The state of cannabis research has to be improved in a number of different ways. To make it simpler for researchers to get financing and complete their work correctly, legal obstacles to research must be addressed. Replicating previous cannabis studies is necessary in order to confirm or refute any preconceptions we may have about the drug. Studies need to be improved upon in addition to being duplicated. There is an urgent need for studies with larger sample numbers and better data collecting.
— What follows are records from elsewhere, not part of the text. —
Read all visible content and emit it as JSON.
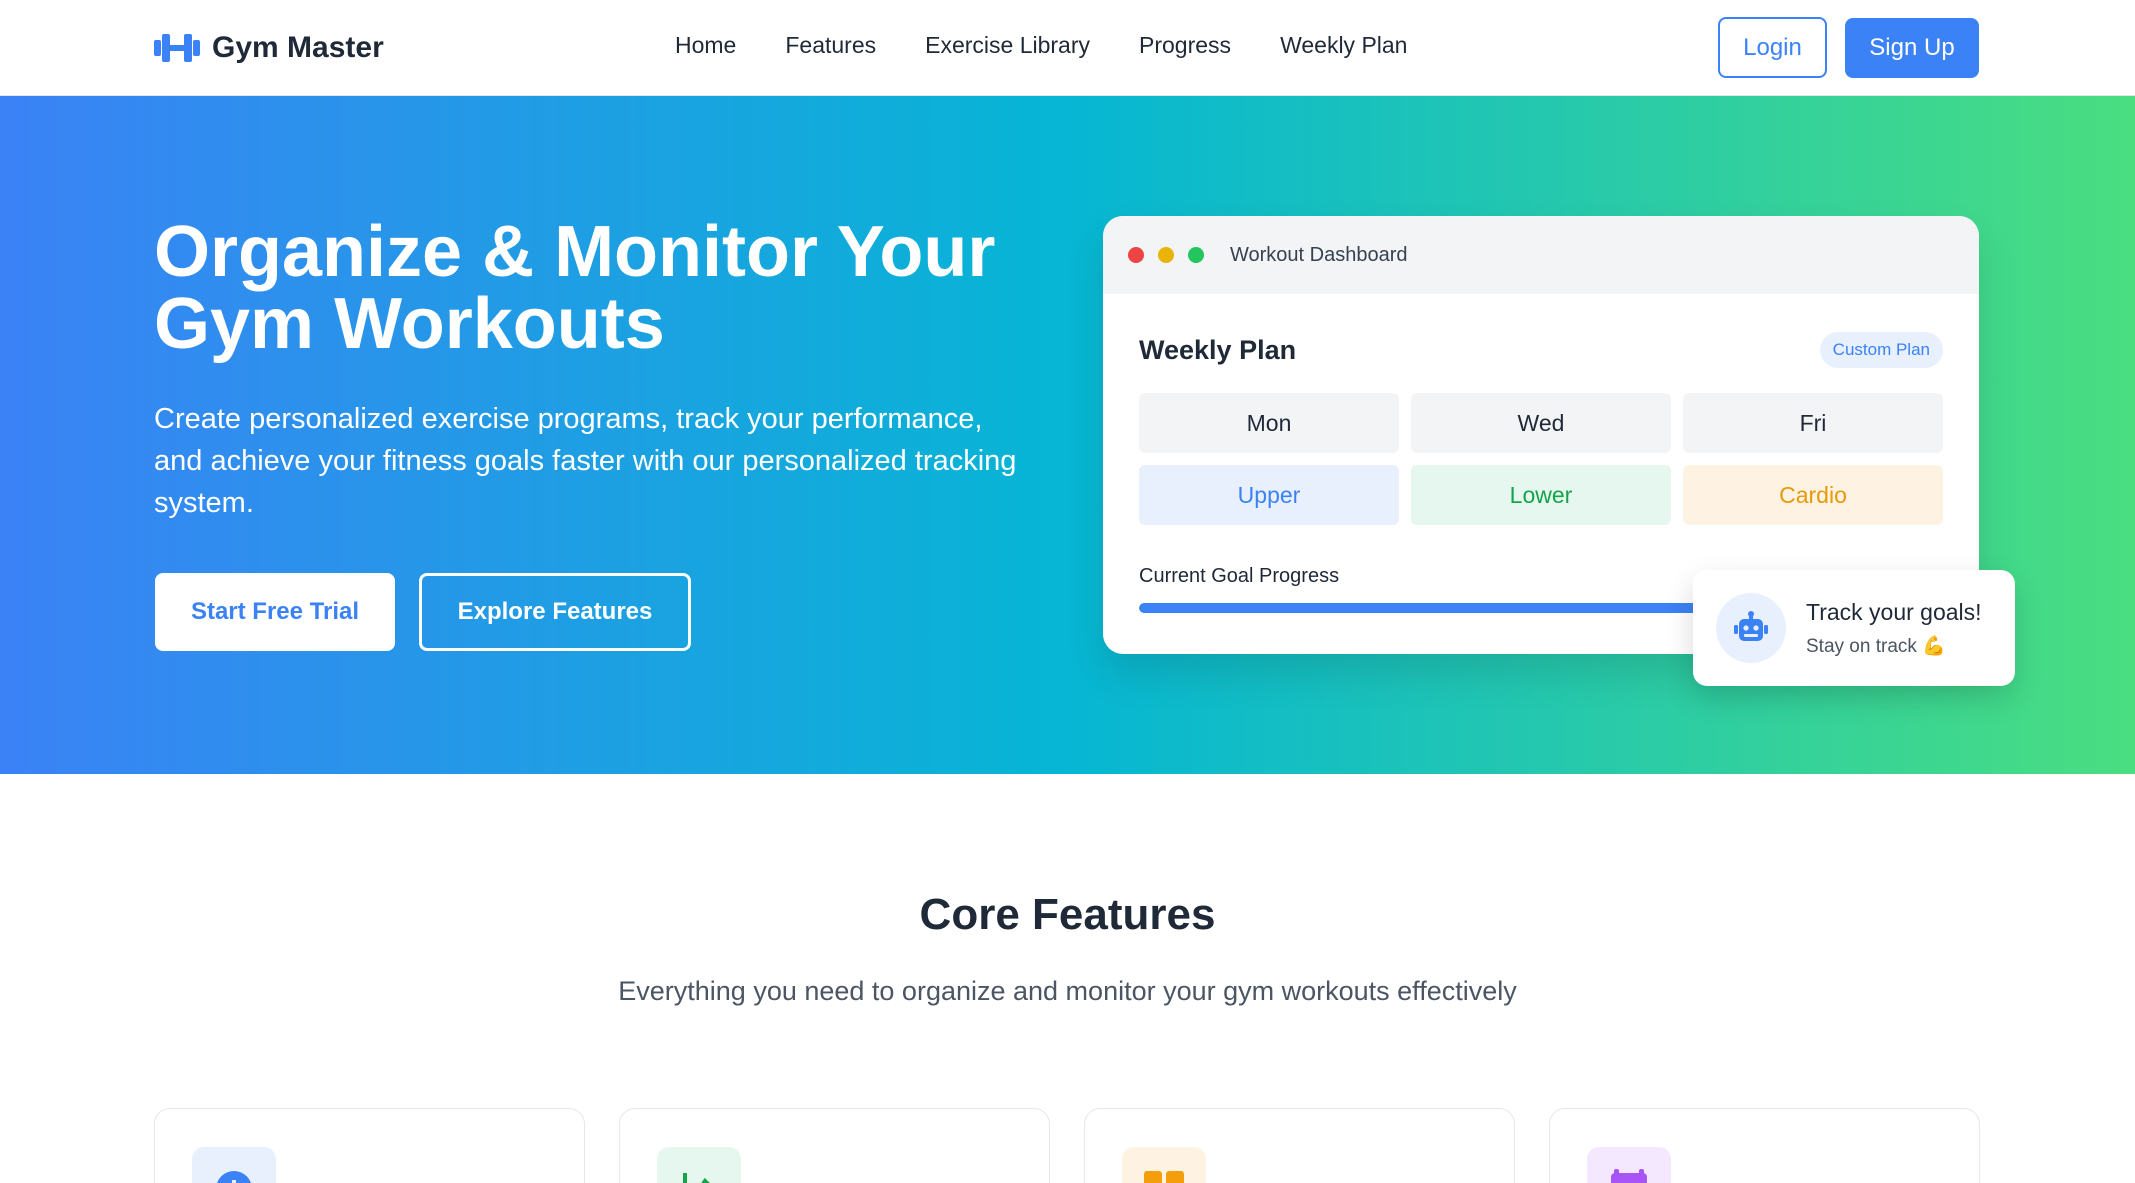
{
  "brand": {
    "name": "Gym Master",
    "icon": "dumbbell-icon",
    "color": "#3b82f6"
  },
  "nav": {
    "links": [
      "Home",
      "Features",
      "Exercise Library",
      "Progress",
      "Weekly Plan"
    ]
  },
  "auth": {
    "login": "Login",
    "signup": "Sign Up"
  },
  "hero": {
    "title": "Organize & Monitor Your Gym Workouts",
    "subtitle": "Create personalized exercise programs, track your performance, and achieve your fitness goals faster with our personalized tracking system.",
    "cta_primary": "Start Free Trial",
    "cta_secondary": "Explore Features",
    "gradient": [
      "#3b82f6",
      "#06b6d4",
      "#4ade80"
    ]
  },
  "dashboard": {
    "window_title": "Workout Dashboard",
    "window_dots": [
      "#ef4444",
      "#eab308",
      "#22c55e"
    ],
    "plan_title": "Weekly Plan",
    "plan_badge": "Custom Plan",
    "days": [
      "Mon",
      "Wed",
      "Fri"
    ],
    "workouts": [
      "Upper",
      "Lower",
      "Cardio"
    ],
    "progress_label": "Current Goal Progress",
    "progress_percent": 0.75
  },
  "tooltip": {
    "title": "Track your goals!",
    "subtitle": "Stay on track 💪",
    "icon": "robot-icon"
  },
  "features": {
    "title": "Core Features",
    "subtitle": "Everything you need to organize and monitor your gym workouts effectively",
    "cards": [
      {
        "icon": "plus-circle-icon",
        "bg": "#e8f0fe",
        "color": "#3b82f6"
      },
      {
        "icon": "chart-icon",
        "bg": "#e6f7ef",
        "color": "#16a34a"
      },
      {
        "icon": "book-icon",
        "bg": "#fef3e2",
        "color": "#f59e0b"
      },
      {
        "icon": "calendar-icon",
        "bg": "#f3e8ff",
        "color": "#a855f7"
      }
    ]
  }
}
There is currently a strong urge to push boundaries in order to create new discoveries or contributions. Going back, however, to support or refute what has already been investigated, has great significance. For instance, researchers can now examine hundreds of chemicals in cannabis products using readily available analytical methods, when a decade ago they might have only been able to analyze a few dozen.
Publishers and science communicators need to be more accountable for their contributions to increasing public scientific literacy. We must examine scientific material critically and repress the impulse to inflate or overstate the significance of study findings. As new data arises and challenged previous data, we must be willing to adjust our ideas and receptive to criticism.